The band on this night features longtime Lydon associate Martin Atkins on drums (I met him a few years back; really nice gent) and Tommy Zvoncheck* on – perhaps surprisingly – a stack of nearly a half-dozen keyboards. (Right around this same period, Zvoncheck provided similar auxiliary help to Steve Wynn‘s band The Dream Syndicate.) With a Yamaha CP70 electric piano and several Sequential Circuits synths onstage, PiL’s setup in 1983 might have looked fairly standard for the time, but the music created was anything but ordinary.
Anchored by Atkins’ ferocious, insistent drumming and the loudly-mixed, dub-influenced bass guitar of a Sting-mulleted Louis Bernardi, on this night PiL rocks pretty hard.

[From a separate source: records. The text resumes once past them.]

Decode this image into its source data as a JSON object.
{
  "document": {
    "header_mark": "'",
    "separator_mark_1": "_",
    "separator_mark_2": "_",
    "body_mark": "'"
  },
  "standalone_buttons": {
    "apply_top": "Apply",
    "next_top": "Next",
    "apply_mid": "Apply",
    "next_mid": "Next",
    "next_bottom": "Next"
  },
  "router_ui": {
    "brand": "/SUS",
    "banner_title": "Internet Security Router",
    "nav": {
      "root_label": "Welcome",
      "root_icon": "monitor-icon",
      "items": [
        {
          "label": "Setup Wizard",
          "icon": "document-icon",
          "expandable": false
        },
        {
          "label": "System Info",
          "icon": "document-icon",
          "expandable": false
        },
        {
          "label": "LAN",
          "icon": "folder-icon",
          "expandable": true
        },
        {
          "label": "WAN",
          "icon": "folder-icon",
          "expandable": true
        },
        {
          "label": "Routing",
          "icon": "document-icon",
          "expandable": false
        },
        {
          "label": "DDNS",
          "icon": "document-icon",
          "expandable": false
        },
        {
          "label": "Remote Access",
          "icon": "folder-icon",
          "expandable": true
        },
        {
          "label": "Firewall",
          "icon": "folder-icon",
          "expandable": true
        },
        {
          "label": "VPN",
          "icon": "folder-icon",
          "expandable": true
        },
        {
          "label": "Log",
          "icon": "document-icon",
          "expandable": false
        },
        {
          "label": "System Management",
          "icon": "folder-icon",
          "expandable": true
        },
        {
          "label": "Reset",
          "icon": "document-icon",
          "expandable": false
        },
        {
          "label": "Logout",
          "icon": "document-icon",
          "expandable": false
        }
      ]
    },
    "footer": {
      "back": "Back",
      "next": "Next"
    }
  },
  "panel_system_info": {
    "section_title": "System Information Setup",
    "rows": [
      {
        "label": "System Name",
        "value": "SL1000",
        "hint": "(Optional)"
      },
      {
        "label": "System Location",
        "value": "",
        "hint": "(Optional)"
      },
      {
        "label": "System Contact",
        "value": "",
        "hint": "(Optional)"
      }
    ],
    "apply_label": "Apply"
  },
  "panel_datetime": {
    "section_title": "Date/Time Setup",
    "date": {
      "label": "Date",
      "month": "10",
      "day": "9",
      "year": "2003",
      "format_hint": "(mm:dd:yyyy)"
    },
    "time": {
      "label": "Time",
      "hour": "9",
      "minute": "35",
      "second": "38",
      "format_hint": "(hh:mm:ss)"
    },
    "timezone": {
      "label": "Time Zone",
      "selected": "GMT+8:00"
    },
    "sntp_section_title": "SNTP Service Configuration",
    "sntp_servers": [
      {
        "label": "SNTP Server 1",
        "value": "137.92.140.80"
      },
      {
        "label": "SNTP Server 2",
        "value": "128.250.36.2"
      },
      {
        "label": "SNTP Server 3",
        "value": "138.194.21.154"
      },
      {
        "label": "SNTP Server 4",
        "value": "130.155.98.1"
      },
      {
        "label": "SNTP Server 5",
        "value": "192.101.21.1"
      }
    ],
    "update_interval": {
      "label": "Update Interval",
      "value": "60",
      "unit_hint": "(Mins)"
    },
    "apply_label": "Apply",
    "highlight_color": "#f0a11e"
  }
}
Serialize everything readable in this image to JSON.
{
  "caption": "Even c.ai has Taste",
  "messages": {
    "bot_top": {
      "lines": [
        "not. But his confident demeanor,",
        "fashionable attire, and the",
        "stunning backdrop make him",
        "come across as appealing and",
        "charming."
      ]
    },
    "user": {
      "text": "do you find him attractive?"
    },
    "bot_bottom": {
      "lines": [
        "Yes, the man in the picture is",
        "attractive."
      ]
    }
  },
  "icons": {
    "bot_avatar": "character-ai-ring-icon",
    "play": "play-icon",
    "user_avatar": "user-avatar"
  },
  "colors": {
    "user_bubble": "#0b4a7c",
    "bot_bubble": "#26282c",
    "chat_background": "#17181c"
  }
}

From the moment that Lydon walks onstage with his cat-got-the-canary smirk, it’s clear that he’s there at least in part to bait the audience. He succeeds, in part: several members of the mostly-male crowd (most of whom look like guys I knew in college) oblige and do a bit of the old slam-dancing. And when the crowd applauds wildly after numbers like “Annalisa,” Lydon politely shouts, “Shut up!” and then grins mischievously. Always the charmer.
Lydon and his associates pummel their way through a selection of tracks from First Issue, Second Edition (aka Metal Box) and The Flowers of Romance. And though Zvoncheck and guitarist Joseph Guida would be gone by the time PiL recorded This is What You Want…This is What You Get, on this night they preview “This is Not a Love Song” from the then-unreleased album. Perhaps running out of material, they finish their encore with a repeat of the opener, the uncharacteristically pop-toned “Public Image.” Lydon delivers the same dance moves for both runs through the song.
Barely four months earlier, this same lineup of PiL recorded the often poorly-regarded Live in Tokyo album; most reviews criticize Bernardi’s playing on that show in particular. Setting aside the relative merits of that release, Live at Rockpalast 1983 shows a band that’s tight, compelling and formidable. The new keyboard introduction appended to First Issue‘s “Religion” adds an ironic twist; the percussion-centric “Under the House” is hypnotic and relentless. And a cover (I guess you’d call it that) of Sex Pistols‘ “Anarchy in the U.K.” is given a relatively faithful reading. Taken as a whole, Live at Rockpalast 1983 is one PiL that’s relatively easy to swallow.
* For reasons unknown, the DVD packaging bills the keyboard player as one Arthur Stead; the DVD’s end-credits roll identifies him as Zvoncheck.